Learning vector quantization as an interpretable classifier for the detection of SARS-CoV-2 types based on their RNA sequences

Marika Kaden; Katrin Sophie Bohnsack; Mirko Weber; Mateusz Kudła; Kaja Gutowska; Jacek Blazewicz; Thomas Villmann

doi:10.1007/s00521-021-06018-2

Learning vector quantization as an interpretable classifier for the detection of SARS-CoV-2 types based on their RNA sequences

Neural Comput Appl. 2022;34(1):67-78. doi: 10.1007/s00521-021-06018-2. Epub 2021 Apr 27.

Authors

Marika Kaden^#^{1

2}, Katrin Sophie Bohnsack^#^{1

2}, Mirko Weber^#^{1

2}, Mateusz Kudła^#^{1

3}, Kaja Gutowska^#^{3

4

5}, Jacek Blazewicz^#^{3

4

5}, Thomas Villmann^#^{1

2}

Affiliations

¹ University of Applied Sciences Mittweida, Technikumplatz 17, 09648 Mittweida, Germany.
² Saxon Institute for Computational Intelligence and Machine Learning, Technikumplatz 17, 09648 Mittweida, Germany.
³ Institute of Computing Science, Poznan University of Technology, Piotrowo 2, 60-965 Poznan, Poland.
⁴ Institute of Bioorganic Chemistry, Polish Academy of Sciences, Noskowskiego 12/14, 61-704 Poznan, Poland.
⁵ European Centre for Bioinformatics and Genomics, Piotrowo 2, 60-965 Poznan, Poland.

^# Contributed equally.

Abstract

We present an approach to discriminate SARS-CoV-2 virus types based on their RNA sequence descriptions avoiding a sequence alignment.

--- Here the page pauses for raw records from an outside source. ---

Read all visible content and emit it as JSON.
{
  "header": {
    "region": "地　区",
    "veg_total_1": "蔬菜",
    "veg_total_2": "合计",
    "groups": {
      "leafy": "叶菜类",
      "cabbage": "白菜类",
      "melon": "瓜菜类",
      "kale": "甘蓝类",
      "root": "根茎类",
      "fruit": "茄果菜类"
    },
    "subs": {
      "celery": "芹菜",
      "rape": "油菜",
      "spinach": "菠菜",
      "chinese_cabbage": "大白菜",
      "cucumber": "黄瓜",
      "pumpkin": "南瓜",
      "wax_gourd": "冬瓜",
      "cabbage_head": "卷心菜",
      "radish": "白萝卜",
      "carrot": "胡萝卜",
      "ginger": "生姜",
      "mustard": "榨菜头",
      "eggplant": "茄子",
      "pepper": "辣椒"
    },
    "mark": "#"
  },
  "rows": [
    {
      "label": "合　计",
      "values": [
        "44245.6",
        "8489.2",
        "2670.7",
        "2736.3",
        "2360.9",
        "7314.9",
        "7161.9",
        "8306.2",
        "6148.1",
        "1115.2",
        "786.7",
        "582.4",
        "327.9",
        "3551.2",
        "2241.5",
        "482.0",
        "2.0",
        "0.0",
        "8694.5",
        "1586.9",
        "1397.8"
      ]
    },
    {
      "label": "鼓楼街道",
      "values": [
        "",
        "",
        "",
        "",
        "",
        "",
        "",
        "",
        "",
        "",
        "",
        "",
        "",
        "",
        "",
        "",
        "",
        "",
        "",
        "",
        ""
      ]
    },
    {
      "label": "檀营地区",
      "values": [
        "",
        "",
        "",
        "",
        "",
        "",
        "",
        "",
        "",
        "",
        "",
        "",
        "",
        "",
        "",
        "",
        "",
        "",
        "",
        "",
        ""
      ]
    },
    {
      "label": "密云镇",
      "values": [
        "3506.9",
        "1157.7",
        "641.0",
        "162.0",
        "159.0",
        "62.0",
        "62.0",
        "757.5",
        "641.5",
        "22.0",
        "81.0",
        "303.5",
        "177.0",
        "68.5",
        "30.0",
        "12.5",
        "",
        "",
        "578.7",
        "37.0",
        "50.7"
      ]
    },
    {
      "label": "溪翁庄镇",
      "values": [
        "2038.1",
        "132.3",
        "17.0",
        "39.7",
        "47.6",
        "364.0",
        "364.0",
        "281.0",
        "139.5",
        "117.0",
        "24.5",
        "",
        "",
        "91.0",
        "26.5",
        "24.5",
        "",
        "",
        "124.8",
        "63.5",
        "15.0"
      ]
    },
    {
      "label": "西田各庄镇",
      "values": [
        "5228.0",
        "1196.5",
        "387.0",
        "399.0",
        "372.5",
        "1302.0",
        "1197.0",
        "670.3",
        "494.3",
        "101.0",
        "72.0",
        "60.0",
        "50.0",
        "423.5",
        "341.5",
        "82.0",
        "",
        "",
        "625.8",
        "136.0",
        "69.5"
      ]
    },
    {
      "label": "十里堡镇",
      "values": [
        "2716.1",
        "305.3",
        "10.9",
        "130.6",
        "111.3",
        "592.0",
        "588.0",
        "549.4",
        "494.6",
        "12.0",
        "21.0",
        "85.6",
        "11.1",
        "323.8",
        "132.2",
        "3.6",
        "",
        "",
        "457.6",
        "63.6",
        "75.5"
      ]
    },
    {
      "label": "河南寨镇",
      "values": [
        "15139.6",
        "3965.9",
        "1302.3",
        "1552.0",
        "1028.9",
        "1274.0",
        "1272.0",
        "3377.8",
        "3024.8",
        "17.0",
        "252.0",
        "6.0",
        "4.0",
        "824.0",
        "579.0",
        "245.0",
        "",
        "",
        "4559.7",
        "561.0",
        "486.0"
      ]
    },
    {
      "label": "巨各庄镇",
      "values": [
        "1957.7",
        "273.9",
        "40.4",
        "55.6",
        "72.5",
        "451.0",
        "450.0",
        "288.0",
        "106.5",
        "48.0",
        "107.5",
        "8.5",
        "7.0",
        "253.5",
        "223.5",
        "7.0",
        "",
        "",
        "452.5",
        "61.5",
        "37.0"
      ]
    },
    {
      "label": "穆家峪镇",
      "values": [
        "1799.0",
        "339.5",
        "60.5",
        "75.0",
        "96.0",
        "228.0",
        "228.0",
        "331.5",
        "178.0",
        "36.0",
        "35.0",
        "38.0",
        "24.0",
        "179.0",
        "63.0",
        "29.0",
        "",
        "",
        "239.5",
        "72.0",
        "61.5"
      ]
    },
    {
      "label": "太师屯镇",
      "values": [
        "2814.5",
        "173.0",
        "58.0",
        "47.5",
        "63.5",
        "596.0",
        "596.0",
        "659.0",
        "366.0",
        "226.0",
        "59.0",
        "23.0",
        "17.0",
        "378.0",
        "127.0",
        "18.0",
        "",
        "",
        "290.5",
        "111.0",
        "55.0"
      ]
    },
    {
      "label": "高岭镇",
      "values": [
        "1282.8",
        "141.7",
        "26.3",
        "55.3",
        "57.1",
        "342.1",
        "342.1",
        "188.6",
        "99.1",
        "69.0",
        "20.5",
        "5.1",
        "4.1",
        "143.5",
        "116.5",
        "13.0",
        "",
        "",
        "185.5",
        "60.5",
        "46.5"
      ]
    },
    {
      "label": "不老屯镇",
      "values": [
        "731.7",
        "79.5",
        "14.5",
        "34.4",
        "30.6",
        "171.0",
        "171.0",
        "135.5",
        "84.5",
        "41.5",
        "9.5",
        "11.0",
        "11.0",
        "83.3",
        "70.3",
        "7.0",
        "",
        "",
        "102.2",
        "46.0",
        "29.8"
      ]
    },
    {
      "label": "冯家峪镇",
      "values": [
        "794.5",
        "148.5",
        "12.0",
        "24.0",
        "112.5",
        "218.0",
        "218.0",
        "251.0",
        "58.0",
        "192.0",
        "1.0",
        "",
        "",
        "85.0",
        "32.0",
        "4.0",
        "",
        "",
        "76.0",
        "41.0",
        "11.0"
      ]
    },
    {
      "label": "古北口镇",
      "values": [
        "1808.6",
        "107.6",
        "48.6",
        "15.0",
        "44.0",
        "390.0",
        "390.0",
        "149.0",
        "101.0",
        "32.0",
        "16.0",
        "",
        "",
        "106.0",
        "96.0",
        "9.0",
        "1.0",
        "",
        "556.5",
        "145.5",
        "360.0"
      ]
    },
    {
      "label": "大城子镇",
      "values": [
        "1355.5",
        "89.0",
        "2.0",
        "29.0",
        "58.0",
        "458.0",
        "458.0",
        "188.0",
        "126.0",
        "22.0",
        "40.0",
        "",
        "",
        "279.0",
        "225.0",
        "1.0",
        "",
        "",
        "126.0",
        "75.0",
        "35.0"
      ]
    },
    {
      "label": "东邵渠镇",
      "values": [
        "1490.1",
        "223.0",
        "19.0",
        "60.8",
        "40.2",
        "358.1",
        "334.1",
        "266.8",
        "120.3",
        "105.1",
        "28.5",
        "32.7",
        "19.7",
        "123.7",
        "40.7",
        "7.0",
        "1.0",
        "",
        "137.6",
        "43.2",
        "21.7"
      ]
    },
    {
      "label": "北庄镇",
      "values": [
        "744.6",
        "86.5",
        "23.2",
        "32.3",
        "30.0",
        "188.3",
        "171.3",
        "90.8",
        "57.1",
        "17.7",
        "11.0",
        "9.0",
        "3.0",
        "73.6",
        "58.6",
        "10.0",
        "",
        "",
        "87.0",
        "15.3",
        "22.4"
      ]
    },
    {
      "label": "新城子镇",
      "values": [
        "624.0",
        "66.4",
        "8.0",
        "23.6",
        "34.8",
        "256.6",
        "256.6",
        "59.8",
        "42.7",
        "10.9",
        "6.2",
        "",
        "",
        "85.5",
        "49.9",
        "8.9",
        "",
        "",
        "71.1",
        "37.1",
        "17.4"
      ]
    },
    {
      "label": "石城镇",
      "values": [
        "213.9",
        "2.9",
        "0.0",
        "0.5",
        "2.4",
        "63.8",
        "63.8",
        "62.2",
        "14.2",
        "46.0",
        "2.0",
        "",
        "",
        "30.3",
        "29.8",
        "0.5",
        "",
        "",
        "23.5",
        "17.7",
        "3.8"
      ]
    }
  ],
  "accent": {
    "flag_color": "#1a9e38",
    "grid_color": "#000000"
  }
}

For that purpose, sequences are preprocessed by feature extraction and the resulting feature vectors are analyzed by prototype-based classification to remain interpretable. In particular, we propose to use variants of learning vector quantization (LVQ) based on dissimilarity measures for RNA sequence data. The respective matrix LVQ provides additional knowledge about the classification decisions like discriminant feature correlations and, additionally, can be equipped with easy to realize reject options for uncertain data. Those options provide self-controlled evidence, i.e., the model refuses to make a classification decision if the model evidence for the presented data is not sufficient. This model is first trained using a GISAID dataset with given virus types detected according to the molecular differences in coronavirus populations by phylogenetic tree clustering. In a second step, we apply the trained model to another but unlabeled SARS-CoV-2 virus dataset. For these data, we can either assign a virus type to the sequences or reject atypical samples. Those rejected sequences allow to speculate about new virus types with respect to nucleotide base mutations in the viral sequences. Moreover, this rejection analysis improves model robustness. Last but not least, the presented approach has lower computational complexity compared to methods based on (multiple) sequence alignment.

Supplementary information: The online version contains supplementary material available at 10.1007/s00521-021-06018-2.

Keywords: Interpretable models; Genomic sequence analysis; Learning vector quantization; Reject options.